Regarding JOURNEY II BCS, Inui et al. observed that intraoperative tight medial flexion gap resulted in reduced intraoperative physiological tibial internal rotation, and that JOURNEY II BCS kinematics may be more susceptible to soft tissue handling than other TKA systems [46]. Kuwashima et al. have reported that the JOURNEY II BCS had a lower contact stress but larger contact area on the anterior tibial post-cam than PS-TKA [47]. In addition, Fujita et al. found negative correlations between femoro-tibial rotational mismatch and clinical outcomes of JOURNEY II BCS TKA [33]. Therefore, it is possible that the restraint for guided-motion is relatively high, and the tolerance for rotational mismatch is low, as indicated by the soft tissue balance and post-cam contact stress analysis. Conversely, with KA-TKA, Nedopil et al. described that internal and external malrotation of the femoro-tibial components within the specified ranges (femur; 3° internal to 2° external, tibia; 11° internal to 12° external) did not affect functional outcomes, as assessed by the Oxford Knee Score and Western Ontario and McMaster Universities Osteoarthritis Index [48]. Therefore, the negative correlation between the rotational mismatch and clinical results observed in the BCS group in this study was expected. In contrast, the postoperative clinical results may have been superior in the KA group, which has a relatively high tolerance for rotational mismatch.

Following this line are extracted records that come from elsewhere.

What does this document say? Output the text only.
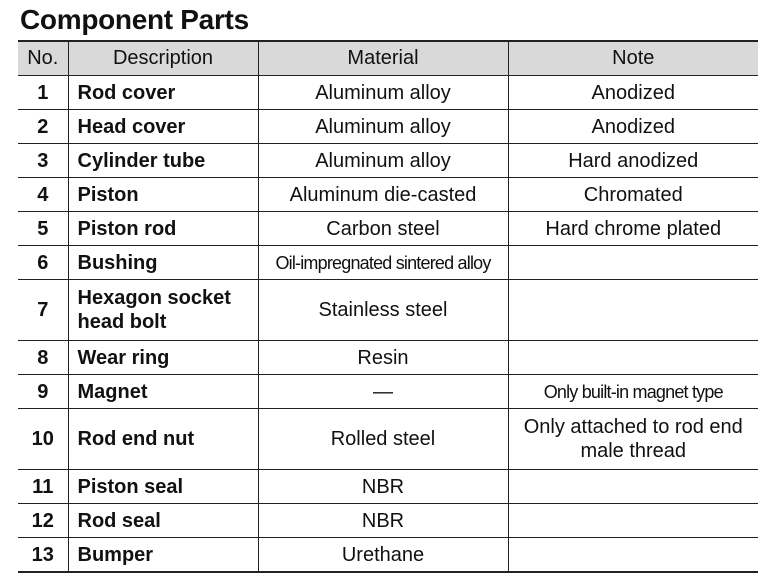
Component Parts
No.	Description	Material	Note
1	Rod cover	Aluminum alloy	Anodized
2	Head cover	Aluminum alloy	Anodized
3	Cylinder tube	Aluminum alloy	Hard anodized
4	Piston	Aluminum die-casted	Chromated
5	Piston rod	Carbon steel	Hard chrome plated
6	Bushing	Oil-impregnated sintered alloy	
7	Hexagon socket head bolt	Stainless steel	
8	Wear ring	Resin	
9	Magnet	—	Only built-in magnet type
10	Rod end nut	Rolled steel	Only attached to rod end male thread
11	Piston seal	NBR	
12	Rod seal	NBR	
13	Bumper	Urethane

This study had limitations. First, we evaluated only a small population and excluded individuals with valgus and severe varus deformities potentially impacting the results. These exclusions warrant future research. Second, the clinical outcomes were assessed for only 1 year postoperatively. A long-term follow-up should be performed to determine the sustained clinical relevance in the future. Third, intraoperative kinematics was not evaluated. It is necessary to evaluate the intraoperative parameters obtained by the navigation system or tensor in the future. Fourth, KA with tibial-restricted modification was performed using generic instruments in this study, different from the original KA-TKA. Therefore, it could not be accurately compared with previous studies.

Conclusions

The short-term clinical results following modified KA-TKA in 42 patients showed superior patient satisfaction and functional activity scores, compared with those following BCS-TKA in 35 patients. The BCS group revealed negative correlations between component rotational mismatch and 2011KSS subscales, indicating favorable postoperative clinical outcomes. The KA group exhibited higher tolerance for rotational mismatch, contributing to positive results.